Dalam hal ini terbukti: gagasan perencanaan keluarga berjalan
bersama dengan perkembangan masyarakat. Kebutuhan pendidikan yang semakin rumit
dan berbiaya besar, membuat orang tidak lagi menginginkan jumlah anggota
keluarga yang besar. Hadits-hadits Nabi saw yang berbunyi: “berkawinlah kalian
dan berbanyak-banyak anak agar dapat Ku-banggakan kalian di hadapan
bangsa-bangsa lain di hari kiamat kelak” (tanakahu taktsuru fa inni mubaahin
biku al-yauma al-qiyamah) dipertanyakan, bahwa yang dimaksudkan itu jumlah
fisis (bilangan) ataukah jumlah kwalitatif atas hadits-hadits di atas.

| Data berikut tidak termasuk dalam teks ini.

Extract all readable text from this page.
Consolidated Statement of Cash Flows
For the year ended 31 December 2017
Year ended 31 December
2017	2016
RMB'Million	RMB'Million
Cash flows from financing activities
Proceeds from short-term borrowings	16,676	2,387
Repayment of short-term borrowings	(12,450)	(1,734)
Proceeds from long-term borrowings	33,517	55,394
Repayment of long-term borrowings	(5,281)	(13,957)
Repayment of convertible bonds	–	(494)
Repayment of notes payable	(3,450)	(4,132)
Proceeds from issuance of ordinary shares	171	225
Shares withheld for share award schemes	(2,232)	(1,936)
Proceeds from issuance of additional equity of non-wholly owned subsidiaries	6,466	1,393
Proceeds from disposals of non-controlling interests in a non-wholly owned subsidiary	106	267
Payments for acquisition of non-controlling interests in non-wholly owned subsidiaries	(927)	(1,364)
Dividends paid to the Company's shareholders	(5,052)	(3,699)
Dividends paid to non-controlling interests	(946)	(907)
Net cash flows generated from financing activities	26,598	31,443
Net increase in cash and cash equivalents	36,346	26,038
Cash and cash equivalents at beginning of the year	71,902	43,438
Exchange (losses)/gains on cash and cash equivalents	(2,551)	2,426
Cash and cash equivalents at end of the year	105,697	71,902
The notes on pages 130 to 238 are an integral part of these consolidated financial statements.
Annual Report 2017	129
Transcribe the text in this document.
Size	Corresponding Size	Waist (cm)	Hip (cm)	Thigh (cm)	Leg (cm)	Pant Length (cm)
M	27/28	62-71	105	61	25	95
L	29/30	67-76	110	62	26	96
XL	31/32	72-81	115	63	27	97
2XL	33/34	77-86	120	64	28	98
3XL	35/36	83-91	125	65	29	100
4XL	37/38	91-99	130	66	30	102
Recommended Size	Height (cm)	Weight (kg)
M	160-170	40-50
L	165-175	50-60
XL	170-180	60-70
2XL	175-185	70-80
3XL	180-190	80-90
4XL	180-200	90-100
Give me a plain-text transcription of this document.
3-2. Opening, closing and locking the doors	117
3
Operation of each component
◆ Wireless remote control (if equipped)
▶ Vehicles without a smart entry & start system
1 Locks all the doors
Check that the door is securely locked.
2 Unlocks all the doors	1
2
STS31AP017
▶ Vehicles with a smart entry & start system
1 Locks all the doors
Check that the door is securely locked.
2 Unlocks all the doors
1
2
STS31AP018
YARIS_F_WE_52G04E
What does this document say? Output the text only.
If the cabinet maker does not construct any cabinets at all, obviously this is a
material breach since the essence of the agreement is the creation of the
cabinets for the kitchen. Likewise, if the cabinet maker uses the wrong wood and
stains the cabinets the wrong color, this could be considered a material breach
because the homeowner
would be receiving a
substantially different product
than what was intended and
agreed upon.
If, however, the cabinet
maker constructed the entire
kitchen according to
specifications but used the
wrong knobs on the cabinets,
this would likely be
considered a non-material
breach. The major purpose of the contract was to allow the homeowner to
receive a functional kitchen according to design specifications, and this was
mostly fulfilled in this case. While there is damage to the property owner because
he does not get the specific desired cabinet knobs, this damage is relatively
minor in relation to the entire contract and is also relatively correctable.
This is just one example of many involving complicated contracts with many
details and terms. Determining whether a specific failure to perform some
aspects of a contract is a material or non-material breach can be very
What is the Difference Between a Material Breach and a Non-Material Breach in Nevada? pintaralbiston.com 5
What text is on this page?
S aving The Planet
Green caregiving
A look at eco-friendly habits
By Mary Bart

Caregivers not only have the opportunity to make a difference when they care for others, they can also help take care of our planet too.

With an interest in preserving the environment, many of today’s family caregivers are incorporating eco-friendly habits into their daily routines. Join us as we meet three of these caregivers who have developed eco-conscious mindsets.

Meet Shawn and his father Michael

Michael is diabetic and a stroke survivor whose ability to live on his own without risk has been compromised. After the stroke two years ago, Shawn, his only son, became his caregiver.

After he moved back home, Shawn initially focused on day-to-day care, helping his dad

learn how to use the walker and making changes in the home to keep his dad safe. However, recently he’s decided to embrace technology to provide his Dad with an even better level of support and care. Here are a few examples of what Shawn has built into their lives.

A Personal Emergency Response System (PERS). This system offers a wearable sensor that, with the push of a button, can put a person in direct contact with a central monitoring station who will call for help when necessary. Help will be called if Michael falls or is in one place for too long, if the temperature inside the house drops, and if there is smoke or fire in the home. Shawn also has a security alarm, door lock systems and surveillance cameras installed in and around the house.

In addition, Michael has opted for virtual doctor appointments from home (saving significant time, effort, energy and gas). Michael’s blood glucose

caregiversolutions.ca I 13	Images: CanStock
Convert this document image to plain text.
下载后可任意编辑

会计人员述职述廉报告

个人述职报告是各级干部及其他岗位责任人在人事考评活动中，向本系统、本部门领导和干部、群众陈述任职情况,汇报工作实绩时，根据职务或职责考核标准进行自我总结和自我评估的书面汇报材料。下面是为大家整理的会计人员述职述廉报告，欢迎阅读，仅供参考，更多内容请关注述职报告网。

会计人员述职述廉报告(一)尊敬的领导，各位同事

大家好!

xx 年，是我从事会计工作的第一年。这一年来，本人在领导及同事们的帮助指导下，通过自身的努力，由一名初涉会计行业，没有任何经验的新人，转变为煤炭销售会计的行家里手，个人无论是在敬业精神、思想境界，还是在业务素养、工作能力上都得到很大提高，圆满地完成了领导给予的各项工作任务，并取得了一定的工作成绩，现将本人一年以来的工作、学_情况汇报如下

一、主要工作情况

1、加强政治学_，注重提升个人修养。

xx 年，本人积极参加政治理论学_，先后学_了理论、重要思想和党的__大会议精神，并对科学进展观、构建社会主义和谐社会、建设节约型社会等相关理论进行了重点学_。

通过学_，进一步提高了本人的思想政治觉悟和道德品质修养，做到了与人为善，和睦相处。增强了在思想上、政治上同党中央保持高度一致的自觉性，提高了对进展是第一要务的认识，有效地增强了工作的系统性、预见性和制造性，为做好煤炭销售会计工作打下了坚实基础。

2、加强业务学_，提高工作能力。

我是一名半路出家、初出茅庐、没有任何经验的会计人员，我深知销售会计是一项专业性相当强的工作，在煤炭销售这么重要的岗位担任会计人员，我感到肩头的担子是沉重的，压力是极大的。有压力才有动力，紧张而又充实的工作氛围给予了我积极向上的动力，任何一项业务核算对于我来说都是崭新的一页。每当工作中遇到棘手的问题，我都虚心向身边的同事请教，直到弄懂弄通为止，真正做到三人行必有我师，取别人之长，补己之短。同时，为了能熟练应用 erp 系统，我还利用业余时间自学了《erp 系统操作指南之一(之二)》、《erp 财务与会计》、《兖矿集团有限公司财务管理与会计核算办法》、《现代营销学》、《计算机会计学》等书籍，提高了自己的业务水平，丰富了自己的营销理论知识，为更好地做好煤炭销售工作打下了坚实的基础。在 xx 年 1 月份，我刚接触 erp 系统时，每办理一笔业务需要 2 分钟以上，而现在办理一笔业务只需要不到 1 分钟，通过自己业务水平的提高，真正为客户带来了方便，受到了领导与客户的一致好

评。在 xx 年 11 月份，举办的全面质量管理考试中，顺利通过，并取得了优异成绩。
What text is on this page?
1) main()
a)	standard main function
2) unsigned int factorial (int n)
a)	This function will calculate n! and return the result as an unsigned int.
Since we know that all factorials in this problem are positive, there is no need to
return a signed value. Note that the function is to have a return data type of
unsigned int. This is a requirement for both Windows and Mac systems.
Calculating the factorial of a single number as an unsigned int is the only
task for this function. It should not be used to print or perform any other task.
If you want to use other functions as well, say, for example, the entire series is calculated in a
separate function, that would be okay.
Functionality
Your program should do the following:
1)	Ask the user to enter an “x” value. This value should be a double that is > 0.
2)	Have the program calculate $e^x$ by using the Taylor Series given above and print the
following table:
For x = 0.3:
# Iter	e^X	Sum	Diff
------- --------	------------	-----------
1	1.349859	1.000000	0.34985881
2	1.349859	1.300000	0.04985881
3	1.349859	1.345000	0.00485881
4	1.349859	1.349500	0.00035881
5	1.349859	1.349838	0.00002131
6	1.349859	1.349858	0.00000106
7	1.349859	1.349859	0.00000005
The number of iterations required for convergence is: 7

Sedangkan yang dimaksudkan dengan jumlah kwalitatif di sini adalah jumlah orang
yang berpendidkan tinggi atau menguasai tehnologi dengan mendalam. Kalau
jawabnya jumlah kwalitatif, dengan sendirinya yang dipentingkan adalah
pendidikan, yang menghendaki justru jumlah anggota keluarga yang tidak terlalu
besar.
Dengan demikian menjadi jelas bahwa, ada pertalian erat
antara keadaan terdidik dan perencanaan keluarga, seperti halnya pertalian
faktor-faktor modern dengan besarnya jumlah anggota keluarga. Dengan demikian,
hubungan timbal balik antara keterdidikan dan jumlah anggota keluarga menjadi
sesuatu yang simbiotik. Dalam arti, semakin tinggi keadaan keterdidikan sang
anak, semakin sedikit jumlah anggota keluarganya –dan demikianlah pendapat umum
yang tidak pernah diungkapkan oleh pers.
Dengan begitu menjadi jelaslah, bahwa perencanaan keluarga
haruslah memiliki wawasan nasional dan tidak hanya mengangkat dirinya saja. Ini
berarti, bagaimanapun juga pertimbangan-pertimbangan non-hukum agama/fiqh juga
turut membentuk pandangan keluarga muslim tentang keluarga berencana tersebut.
Sesungguhnya, kedua faktor hukum agama /fiqh dan non-fiqh harus dijaga
keseimbangannya antara kedua belah pihak. Karena itu, kajian mendalam atas
jalan pikiran dan perasaan kontemporer dari kaum muslimin, juga harus
diperhitungkan. Cukup rasional, bukan?